C’est en effet comparable, mais le pourcentage de perte augmente encore. Je n’évoque d’abord que les pourcentages globaux, mais là aussi les résultats détaillés sont souvent fort intéressants.

1°) Présidentielles 2017/Législatives 2017

Résultat global à Bx : 63,53 % de perte. Les candidat(e)s divisent cette fois par presque 3 le nombre de voix obtenues par Jean-Luc aux présidentielles.

2°) Présidentielles 2017/Européennes 2019

Résultat global : 82,10 % de perte de voix entre les deux élections, c’est à dire que le nombre de voix de Jean-Luc en 2017 est cette fois divisé par plus de 5 ! Dans certains quartiers cela peut même aller encore plus loin.
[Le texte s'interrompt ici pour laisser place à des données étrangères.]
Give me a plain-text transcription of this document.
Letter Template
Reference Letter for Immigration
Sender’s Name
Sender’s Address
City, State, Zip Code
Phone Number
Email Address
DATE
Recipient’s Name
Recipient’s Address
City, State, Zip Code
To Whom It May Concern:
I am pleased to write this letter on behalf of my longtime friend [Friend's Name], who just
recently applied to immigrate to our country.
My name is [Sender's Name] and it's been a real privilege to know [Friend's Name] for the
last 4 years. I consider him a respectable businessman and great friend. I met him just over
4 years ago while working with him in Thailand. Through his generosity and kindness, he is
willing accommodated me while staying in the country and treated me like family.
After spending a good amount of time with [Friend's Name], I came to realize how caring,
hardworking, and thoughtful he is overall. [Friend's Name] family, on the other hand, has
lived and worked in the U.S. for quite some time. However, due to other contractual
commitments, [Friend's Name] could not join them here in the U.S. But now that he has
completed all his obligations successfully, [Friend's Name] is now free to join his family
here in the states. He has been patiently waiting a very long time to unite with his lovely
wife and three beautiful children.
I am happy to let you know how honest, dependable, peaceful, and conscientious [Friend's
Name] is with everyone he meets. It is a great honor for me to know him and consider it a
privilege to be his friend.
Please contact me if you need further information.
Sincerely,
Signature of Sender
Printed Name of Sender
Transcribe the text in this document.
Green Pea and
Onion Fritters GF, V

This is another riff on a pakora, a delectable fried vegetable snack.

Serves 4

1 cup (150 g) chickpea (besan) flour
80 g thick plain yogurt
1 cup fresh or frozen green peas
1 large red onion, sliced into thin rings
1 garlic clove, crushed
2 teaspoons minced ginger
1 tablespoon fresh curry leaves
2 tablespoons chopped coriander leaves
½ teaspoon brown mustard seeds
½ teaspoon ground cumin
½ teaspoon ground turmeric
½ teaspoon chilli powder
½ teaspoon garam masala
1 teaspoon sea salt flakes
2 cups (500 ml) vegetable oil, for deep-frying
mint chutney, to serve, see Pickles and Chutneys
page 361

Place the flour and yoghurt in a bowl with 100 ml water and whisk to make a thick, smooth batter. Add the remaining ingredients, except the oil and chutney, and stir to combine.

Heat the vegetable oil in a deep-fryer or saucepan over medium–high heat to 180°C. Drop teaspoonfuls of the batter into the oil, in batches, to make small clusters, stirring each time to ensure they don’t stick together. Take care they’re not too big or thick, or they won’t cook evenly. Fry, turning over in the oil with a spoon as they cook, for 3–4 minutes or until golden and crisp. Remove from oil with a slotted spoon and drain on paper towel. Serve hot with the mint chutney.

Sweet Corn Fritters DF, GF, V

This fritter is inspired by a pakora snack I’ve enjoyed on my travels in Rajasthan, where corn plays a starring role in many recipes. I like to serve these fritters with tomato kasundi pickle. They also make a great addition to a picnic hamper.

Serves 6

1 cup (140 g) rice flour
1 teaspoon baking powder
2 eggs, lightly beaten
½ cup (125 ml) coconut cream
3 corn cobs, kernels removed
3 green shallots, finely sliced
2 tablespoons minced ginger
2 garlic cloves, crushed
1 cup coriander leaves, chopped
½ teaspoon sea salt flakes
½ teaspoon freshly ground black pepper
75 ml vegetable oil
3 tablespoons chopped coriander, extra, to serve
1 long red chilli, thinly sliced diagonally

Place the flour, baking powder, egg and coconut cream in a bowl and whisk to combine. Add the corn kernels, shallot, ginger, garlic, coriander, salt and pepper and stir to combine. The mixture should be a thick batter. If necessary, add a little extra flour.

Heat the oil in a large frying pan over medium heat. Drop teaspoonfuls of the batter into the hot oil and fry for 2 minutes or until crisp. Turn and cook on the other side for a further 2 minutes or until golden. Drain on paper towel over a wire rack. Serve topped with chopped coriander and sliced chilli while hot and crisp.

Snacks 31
Quelques exemples dans des quartiers populaires :

  • Sur la rive droite, déjà évoquée pour l’élection de 2009, au 1er bureau de la rue de Nuits le taux de perte de voix atteint 90,91 %, c’est à dire que le nombre de voix obtenu par Jean-Luc a été divisé par plus de 10 ! Les deux autres bureaux sont respectivement à 85 et 84 %, tandis qu’à Benauge 1, on est à 86,43 %, ce qui correspond à une division par plus de 7 du score obtenu par Jean-Luc deux ans plus tôt.
  • Dans la partie rive gauche du nouveau canton 5, on trouve aussi des taux supérieurs à 83 %. Ainsi à André Meunier 1 et 3, à Cazemajor 2 ou encore à Francin 1.
  • Du côté de Bacalan, la comparaison est parfois difficile du fait de modification des bureaux (Secteur Achard évoqué plus haut). Il en est de même aux Aubiers. Mais dans les secteurs non redécoupés, inclus dans le quartier ou proches, on trouve des taux « d’évaporation » supérieurs à 83 %: 84,21 % à Balguerie 3 et 87,88 % au 1er bureau ou encore 84,40 % à Dupaty 1, 85,06 % au bureau 4 et 87,24 % au bureau 3.
  • Dans le reste du nouveau canton 1, on peut relever au Grandd Parc 83,75 % au bureau 2 et 85,71 % au bureau 4 tandis que les bureaux 1 et 3 de Mongolfier tournent autour de 88 %.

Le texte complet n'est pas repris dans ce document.